The threat of a renewed Russian attack from Belarus still hangs over Ukrainian planning. Last week, Gen. Syrskyi said Ukraine was reinforcing its northern defenses, including by creating new drone units there. Ukrainian authorities have also ordered mandatory evacuations from some communities in the Chernihiv region near the Belarusian border beginning Wednesday.
Yet, analysts say a repeat of Russia’s 2022 northern offensive is unlikely.
Mr. Rushton said the northern border is now heavily mined and fortified, while the terrain itself is difficult, with large areas of marshland and forest.
“Could Russia break off some force to go through Belarus and target Kyiv again? Yes,” he said. “But it would be significantly smaller than what they attempted before, and significantly poorer in quality.”
Russia has publicly denied reports that it is pressuring Belarus to expand its role in the war. Kremlin spokesman Dmitry Peskov dismissed a Wall Street Journal report that Moscow had threatened to cut financial support to Minsk unless Belarus agreed to help widen the conflict.
He called Belarus Russia’s closest ally.
Belarusian Defense Minister Viktor Khrenin, meanwhile, accused the West of trying to drag Belarus into the war and said NATO was increasing military activity near Belarusian borders.
Mr. Lukashenko’s own response has been cautious, seeking to calm residents of border areas and repeatedly denying that Belarus intends to enter the war directly. In recent weeks, he has also softened his public tone toward Mr. Zelenskyy, even apologizing in an interview for earlier harsh remarks.
European Pravda reported that Minsk has floated the idea of a Lukashenko-Zelenskyy meeting, including one on Ukrainian territory. That would have been nearly unthinkable during the early months of the invasion, when Belarus served as one of Russia’s main staging grounds.
While the shift does not mean Minsk is breaking with Moscow, it does suggest Mr. Lukashenko is trying to preserve the narrow space he has left.
“Lukashenko continues his familiar balancing act in keeping Belarus aligned with Russia while trying to avoid becoming a direct participant in the war,” Mr. Kroeker said.
Mr. Rushton said Russia has limited tools to force Mr. Lukashenko into a more direct role.
“Russia could increase the pressure on him, but ultimately, what are they going to do if he says no? Are they going to stage a coup? Are they going to use military force to compel him?” he said. “Those seem to be very poor options for Moscow.”
Belarus could provide manpower, he added, but little else of major military value. Even that manpower is politically sensitive because Mr. Lukashenko relies on the military and security services to keep his regime in power.
“Would he want to deploy military forces that he probably views as critical to the survival of his regime to a war that he does not really care about? Almost certainly not,” Mr. Rushton said.

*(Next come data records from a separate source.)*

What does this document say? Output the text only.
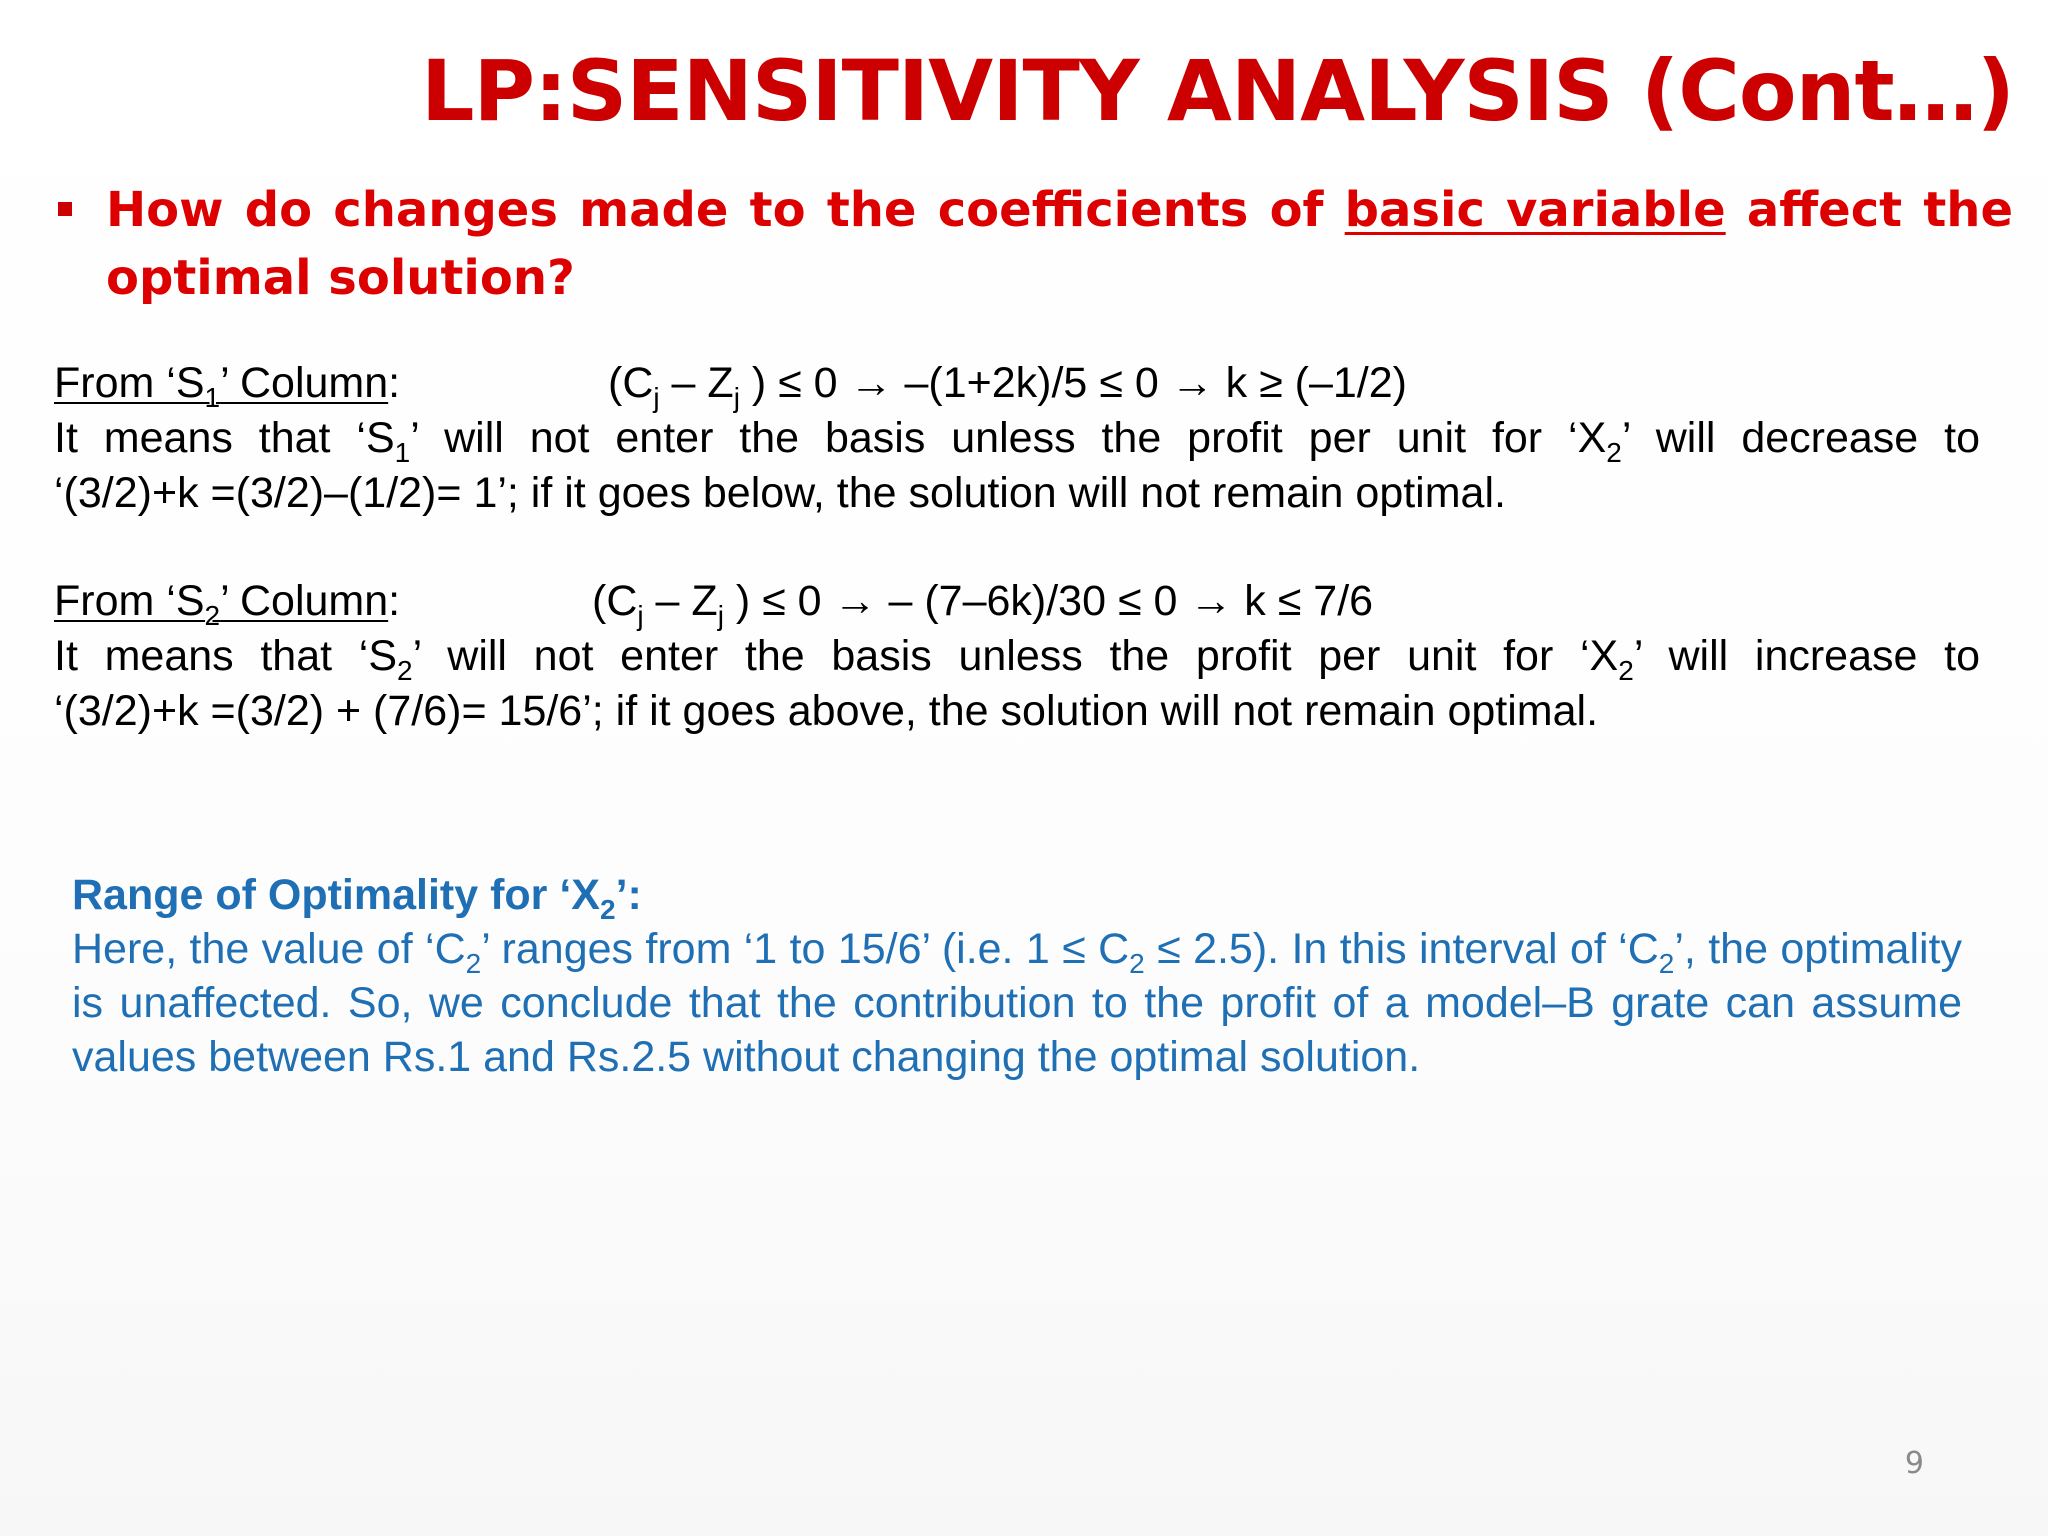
LP:SENSITIVITY ANALYSIS (Cont…)

How do changes made to the coefficients of basic variable affect the optimal solution?

From ‘$S_1$’ Column:	($C_j - Z_j$ ) ≤ 0 → –(1+2k)/5 ≤ 0 → k ≥ (–1/2)
It means that ‘$S_1$’ will not enter the basis unless the profit per unit for ‘$X_2$’ will decrease to
‘(3/2)+k =(3/2)–(1/2)= 1’; if it goes below, the solution will not remain optimal.
From ‘$S_2$’ Column:	($C_j - Z_j$ ) ≤ 0 → – (7–6k)/30 ≤ 0 → k ≤ 7/6
It means that ‘$S_2$’ will not enter the basis unless the profit per unit for ‘$X_2$’ will increase to
‘(3/2)+k =(3/2) + (7/6)= 15/6’; if it goes above, the solution will not remain optimal.
Range of Optimality for ‘$X_2$’:

Here, the value of ‘$C_2$’ ranges from ‘1 to 15/6’ (i.e. $1 \le C_2 \le 2.5$). In this interval of ‘$C_2$’, the optimality is unaffected. So, we conclude that the contribution to the profit of a model–B grate can assume values between Rs.1 and Rs.2.5 without changing the optimal solution.

9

For Ukraine, the goal appears to be keeping Belarus below the threshold of open intervention while raising the cost of helping Russia. The shutdown of the relay stations, if confirmed, would show that Kyiv can extract concessions from Minsk without opening a new front.

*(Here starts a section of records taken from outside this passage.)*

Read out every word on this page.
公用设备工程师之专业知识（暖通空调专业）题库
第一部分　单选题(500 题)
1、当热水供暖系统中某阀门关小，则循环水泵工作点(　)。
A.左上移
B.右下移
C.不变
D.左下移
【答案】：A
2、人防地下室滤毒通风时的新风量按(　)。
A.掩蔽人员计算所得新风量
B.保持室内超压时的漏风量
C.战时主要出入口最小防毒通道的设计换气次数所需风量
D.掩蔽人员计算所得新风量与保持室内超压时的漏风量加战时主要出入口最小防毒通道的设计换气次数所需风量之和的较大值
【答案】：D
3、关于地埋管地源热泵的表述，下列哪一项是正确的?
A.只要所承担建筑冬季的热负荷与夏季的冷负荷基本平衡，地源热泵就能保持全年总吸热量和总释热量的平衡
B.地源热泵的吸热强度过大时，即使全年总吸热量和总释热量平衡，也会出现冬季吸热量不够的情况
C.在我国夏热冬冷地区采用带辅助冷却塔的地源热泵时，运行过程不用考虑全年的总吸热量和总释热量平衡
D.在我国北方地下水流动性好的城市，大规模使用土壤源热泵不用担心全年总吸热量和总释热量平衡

“This looks more like a tactical move than a strategic shift,” Mr. Kroeker said. “The issue will likely be revisited during the next Putin-Lukashenko meeting.”
He said the ultimatum should be read both as a military warning and as a probe of Belarusian limits. Meanwhile, Mr. Rushton believes the episode also reflects how much Ukraine’s position has changed since 2022.
“Zelenskyy made a military threat toward Belarus, and the Belarusians appear to have caved to that military threat,” he said. “That is very illustrative of Ukraine’s relative strength compared with 2022. In 2022, Lukashenko did not view Ukraine as the power that it is today. If he had, he would not have allowed the Russians to launch the invasion through his territory.”